17. Dezember 2024, 8:54 Uhr | Lesezeit: 4 Minuten
Auf der schottischen Shetland-Insel Foula gilt im wahrsten Sinne des Wortes eine ganz eigene Zeitrechnung. Denn aufgrund einer geschichtlichen Besonderheit feiern die etwa 30 hier lebenden Menschen Weihnachten und das neue Jahr fast zwei Wochen später als der Rest der Welt. TRAVELBOOK erklärt die außergewöhnliche Tradition.
Während der Rest der Welt in den Tagen um den 24. beziehungsweise 25. Dezember das Weihnachtsfest begeht, herrscht auf der zu Schottland gehörenden Shetland-Insel Foula ganz normaler Alltag. Keine Geschenke liegen dann unter dem Baum, vielmehr müssen sich die etwa 30 Bewohner des abgelegenen Eilandes noch fast zwei Wochen gedulden, bis es dann auch bei Ihnen die alljährliche große Bescherung gibt. Und auch wenn rund um die Welt Raketen in die Luft steigen, um das neue Jahr einzuläuten, macht Foula einfach nicht mit. Aber woher kommt dieser eigenwillige Brauch?

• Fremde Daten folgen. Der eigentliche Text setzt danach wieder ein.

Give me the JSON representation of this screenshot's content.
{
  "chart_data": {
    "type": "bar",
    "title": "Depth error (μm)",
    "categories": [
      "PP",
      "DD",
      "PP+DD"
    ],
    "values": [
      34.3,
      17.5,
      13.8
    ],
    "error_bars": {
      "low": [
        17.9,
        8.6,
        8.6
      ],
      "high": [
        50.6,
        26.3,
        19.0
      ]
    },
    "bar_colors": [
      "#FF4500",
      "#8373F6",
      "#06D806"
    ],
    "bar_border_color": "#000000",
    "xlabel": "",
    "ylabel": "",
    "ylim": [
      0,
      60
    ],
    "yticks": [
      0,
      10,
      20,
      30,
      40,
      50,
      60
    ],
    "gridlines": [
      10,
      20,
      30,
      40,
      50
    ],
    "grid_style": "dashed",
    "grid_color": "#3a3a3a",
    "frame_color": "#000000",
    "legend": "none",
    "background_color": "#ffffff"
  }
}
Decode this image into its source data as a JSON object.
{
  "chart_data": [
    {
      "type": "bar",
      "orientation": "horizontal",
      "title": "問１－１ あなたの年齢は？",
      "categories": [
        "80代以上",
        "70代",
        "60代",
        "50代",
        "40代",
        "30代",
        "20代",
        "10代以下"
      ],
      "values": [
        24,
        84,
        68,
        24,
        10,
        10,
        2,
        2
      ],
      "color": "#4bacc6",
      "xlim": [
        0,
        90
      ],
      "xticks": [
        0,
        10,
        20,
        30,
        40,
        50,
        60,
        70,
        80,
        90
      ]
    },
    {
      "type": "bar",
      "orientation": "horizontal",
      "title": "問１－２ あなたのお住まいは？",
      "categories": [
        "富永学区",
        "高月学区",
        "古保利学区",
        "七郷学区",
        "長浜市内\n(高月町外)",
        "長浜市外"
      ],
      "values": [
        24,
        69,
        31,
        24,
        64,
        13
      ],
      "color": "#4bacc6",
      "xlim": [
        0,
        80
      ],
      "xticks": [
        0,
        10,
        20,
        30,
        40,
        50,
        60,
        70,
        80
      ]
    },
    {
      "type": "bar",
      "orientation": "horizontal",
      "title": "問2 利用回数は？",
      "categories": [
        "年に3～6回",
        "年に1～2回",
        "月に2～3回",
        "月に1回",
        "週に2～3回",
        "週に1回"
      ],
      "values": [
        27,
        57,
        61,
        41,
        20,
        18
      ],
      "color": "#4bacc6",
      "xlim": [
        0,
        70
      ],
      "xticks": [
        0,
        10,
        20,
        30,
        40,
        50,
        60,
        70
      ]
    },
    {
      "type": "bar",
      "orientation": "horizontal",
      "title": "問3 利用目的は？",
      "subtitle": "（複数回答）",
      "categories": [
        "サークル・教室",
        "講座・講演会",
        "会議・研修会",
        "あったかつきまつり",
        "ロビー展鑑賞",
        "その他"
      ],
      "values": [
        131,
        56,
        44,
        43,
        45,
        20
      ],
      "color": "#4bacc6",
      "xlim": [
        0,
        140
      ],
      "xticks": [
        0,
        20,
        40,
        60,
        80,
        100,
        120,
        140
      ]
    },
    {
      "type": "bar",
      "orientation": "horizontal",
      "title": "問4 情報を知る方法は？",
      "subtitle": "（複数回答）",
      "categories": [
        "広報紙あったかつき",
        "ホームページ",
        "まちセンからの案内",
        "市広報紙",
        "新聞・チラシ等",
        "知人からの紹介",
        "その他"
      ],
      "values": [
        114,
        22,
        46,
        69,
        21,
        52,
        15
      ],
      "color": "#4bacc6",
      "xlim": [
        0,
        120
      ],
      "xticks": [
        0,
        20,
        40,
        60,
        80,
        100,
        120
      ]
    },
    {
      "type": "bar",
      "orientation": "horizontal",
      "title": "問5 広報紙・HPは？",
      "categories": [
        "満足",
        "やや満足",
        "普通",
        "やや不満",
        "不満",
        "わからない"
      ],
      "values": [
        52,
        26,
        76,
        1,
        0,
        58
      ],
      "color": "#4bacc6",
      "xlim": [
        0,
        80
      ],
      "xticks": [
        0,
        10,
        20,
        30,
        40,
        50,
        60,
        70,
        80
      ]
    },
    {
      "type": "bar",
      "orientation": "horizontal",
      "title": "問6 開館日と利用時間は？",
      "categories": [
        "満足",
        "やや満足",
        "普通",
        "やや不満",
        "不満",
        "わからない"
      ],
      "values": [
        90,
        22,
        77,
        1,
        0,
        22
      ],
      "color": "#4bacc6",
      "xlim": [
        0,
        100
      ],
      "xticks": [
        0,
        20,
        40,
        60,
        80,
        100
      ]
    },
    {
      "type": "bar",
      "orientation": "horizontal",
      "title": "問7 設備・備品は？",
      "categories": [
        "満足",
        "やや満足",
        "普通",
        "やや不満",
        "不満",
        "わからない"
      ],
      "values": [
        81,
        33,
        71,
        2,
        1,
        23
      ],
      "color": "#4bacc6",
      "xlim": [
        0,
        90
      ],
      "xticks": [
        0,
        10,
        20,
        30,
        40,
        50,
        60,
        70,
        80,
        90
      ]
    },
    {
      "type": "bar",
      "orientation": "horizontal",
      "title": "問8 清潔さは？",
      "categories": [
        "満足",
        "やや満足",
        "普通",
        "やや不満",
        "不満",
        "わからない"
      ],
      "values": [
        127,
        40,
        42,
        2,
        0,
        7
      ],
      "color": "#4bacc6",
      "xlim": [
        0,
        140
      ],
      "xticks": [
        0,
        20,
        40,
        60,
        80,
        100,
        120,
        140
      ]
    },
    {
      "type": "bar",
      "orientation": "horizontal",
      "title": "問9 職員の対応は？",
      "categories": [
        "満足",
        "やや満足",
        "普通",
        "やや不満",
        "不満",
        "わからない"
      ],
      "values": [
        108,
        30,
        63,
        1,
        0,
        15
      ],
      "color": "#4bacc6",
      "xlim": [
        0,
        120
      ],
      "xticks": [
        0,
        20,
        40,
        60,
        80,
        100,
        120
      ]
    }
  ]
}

Der „Daily Mail“ zufolge geht diese Besonderheit zurück bis in das Jahr 1582. Zu dieser Zeit fand ein bedeutender Wechsel in der Art und Weise statt, wie wir (beziehungsweise ein großer Teil der christlichen Welt) heute die Zeit messen. Denn seit damals gilt in weiten Teilen der Erde der sogenannte gregorianische Kalender, benannt nach seinem „Erfinder“, Papst Gregor XIII. Das Besondere: Der zuvor angewendete julianische Kalender liegt im Vergleich zu diesem wegen einer Besonderheit in der Abrechnung 12 Tage zurück. Und als nun Großbritannien im Jahr 1752 ebenfalls großflächig den gregorianischen Kalender einführte, blieb Foula einfach bei der alten Zeitrechnung.
Weihnachten am 6. Januar
Die umliegenden Shetland-Inseln adaptierten nach und nach die neue Zeitmessung, aber nicht das kleine Foula. Hier wird bis zum heutigen Tag nach dem julianischen Kalender gelebt. Das bedeutet, Weihnachten, oder Yule, wie es hier heißt, feiert man erst am 6. Januar (bei uns der Dreikönigstag). Silvester bzw. Newerday ist dann folgerichtig also auch erst am 13. Januar, wenn der Rest der christlichen Welt bereits seit knapp zwei Wochen ein neues Jahr begonnen hat. Und auch in anderen Hinsichten ist die Insel ein ganz besonderer Ort.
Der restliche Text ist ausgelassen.